In this subsection, we evaluate the ability of node representations in reconstructing the network structure via link prediction, aiming at predicting if there exists an edge between two nodes, is a typical task in networks analysis. Following other model works do, to evaluate the performance of our model, we randomly holds out 50% existing links as positive instances and sample an equal number of non-existing links. Then, we use the residual network to train the embedding models. Specifically, we rank both positive and negative instances according to the cosine similarity function. To judge the ranking quality, we employ the AUC to evaluate the ranking list and a higher value indicates a better performance. We perform link prediction task on Cora datasets and the results is shown in Fig. 3.

Fig. 3.
figure 3

Link prediction task on Cora and Facebook datasets

Compared with traditional algorithms that representation learning from a single granular structure information, the algorithms that both on structure and attribute information is more effective. TADW performs well, but the method based on matrix factorization has the disadvantage of high complexity in large networks. GAE and VGAE perform better in this experiment and are suitable for large networks. MNRL refines the input and retains potential semantic information. Link prediction relies on additional information, so it performs better than other algorithms in this experiment.

5 Conclusion

In this paper, we propose a multi-granularity complex network representation learning model (MNRL), which integrates topology structure and additional information, and presents these fused information learning into the same granularity semantic space that through fine-to-coarse to refine the complex network. The effectiveness has been verified by extensive experiments, shows that the relation of nodes and additional attributes are indecomposable and complementarity, which together jointly determine the properties of entities in the network.

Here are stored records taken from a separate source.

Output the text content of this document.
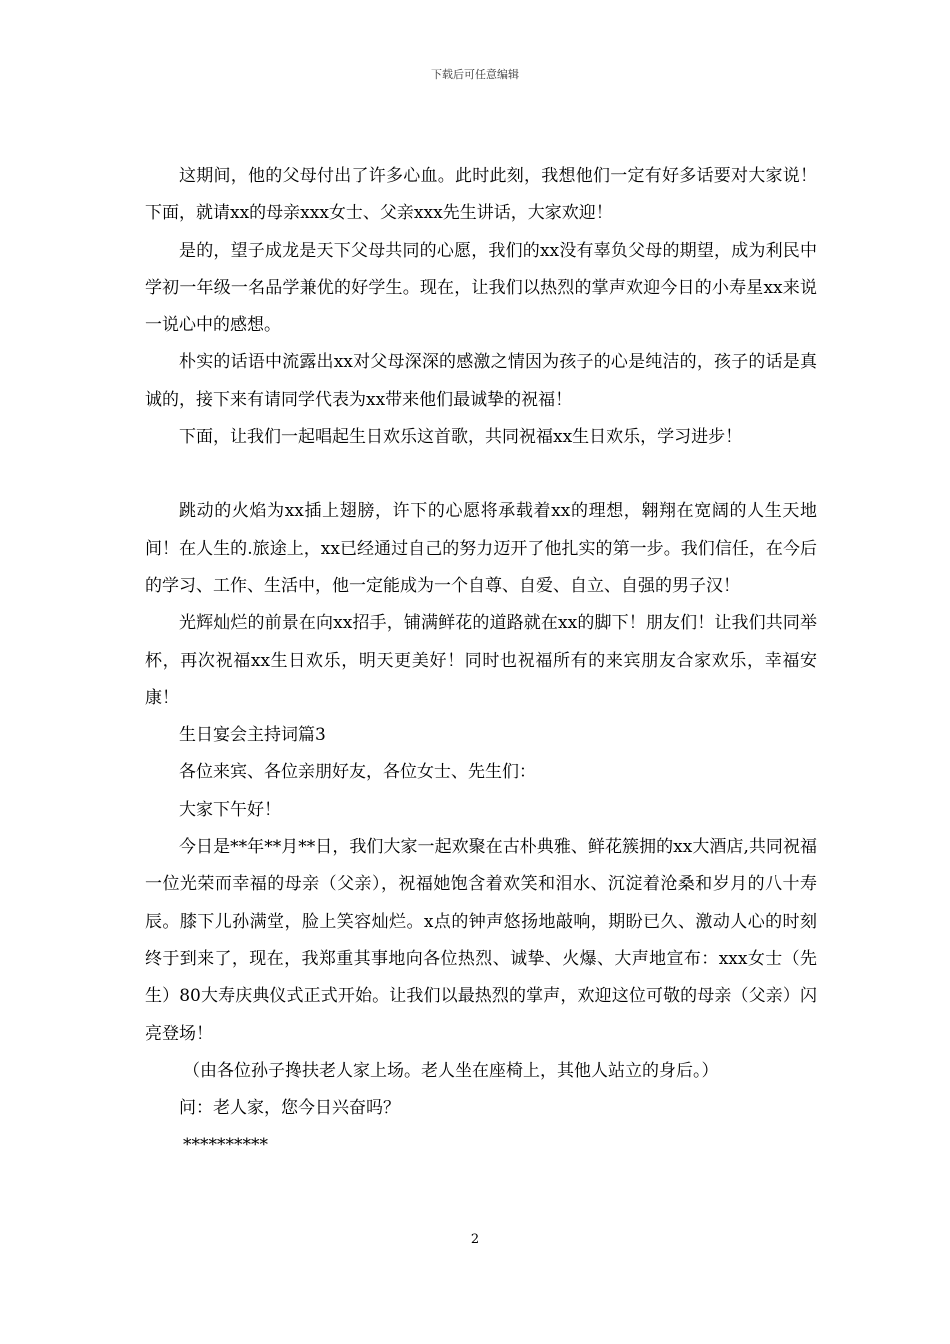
下载后可任意编辑

这期间，他的父母付出了许多心血。此时此刻，我想他们一定有好多话要对大家说！下面，就请xx的母亲xxx女士、父亲xxx先生讲话，大家欢迎！

是的，望子成龙是天下父母共同的心愿，我们的xx没有辜负父母的期望，成为利民中学初一年级一名品学兼优的好学生。现在，让我们以热烈的掌声欢迎今日的小寿星xx来说一说心中的感想。

朴实的话语中流露出xx对父母深深的感激之情因为孩子的心是纯洁的，孩子的话是真诚的，接下来有请同学代表为xx带来他们最诚挚的祝福！

下面，让我们一起唱起生日欢乐这首歌，共同祝福xx生日欢乐，学习进步！

跳动的火焰为xx插上翅膀，许下的心愿将承载着xx的理想，翱翔在宽阔的人生天地间！在人生的.旅途上，xx已经通过自己的努力迈开了他扎实的第一步。我们信任，在今后的学习、工作、生活中，他一定能成为一个自尊、自爱、自立、自强的男子汉！

光辉灿烂的前景在向xx招手，铺满鲜花的道路就在xx的脚下！朋友们！让我们共同举杯，再次祝福xx生日欢乐，明天更美好！同时也祝福所有的来宾朋友合家欢乐，幸福安康！

生日宴会主持词篇3

各位来宾、各位亲朋好友，各位女士、先生们：

大家下午好！

今日是**年**月**日，我们大家一起欢聚在古朴典雅、鲜花簇拥的xx大酒店,共同祝福一位光荣而幸福的母亲（父亲），祝福她饱含着欢笑和泪水、沉淀着沧桑和岁月的八十寿辰。膝下儿孙满堂，脸上笑容灿烂。x点的钟声悠扬地敲响，期盼已久、激动人心的时刻终于到来了，现在，我郑重其事地向各位热烈、诚挚、火爆、大声地宣布：xxx女士（先生）80大寿庆典仪式正式开始。让我们以最热烈的掌声，欢迎这位可敬的母亲（父亲）闪亮登场！

（由各位孙子搀扶老人家上场。老人坐在座椅上，其他人站立的身后。）

问：老人家，您今日兴奋吗？

**********

2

In practice, it will have a good application prospect in large information network. Although the model saves a lot of calculation cost and well represents complex networks of various granularity, it needs to set different parameters in different application scenarios, which is troublesome and needs to be optimized in the future. The multi-granularity complex network representation learning also needs to consider the dynamic network and adapt to the changes of network nodes, so as to realize the real-time information network analysis.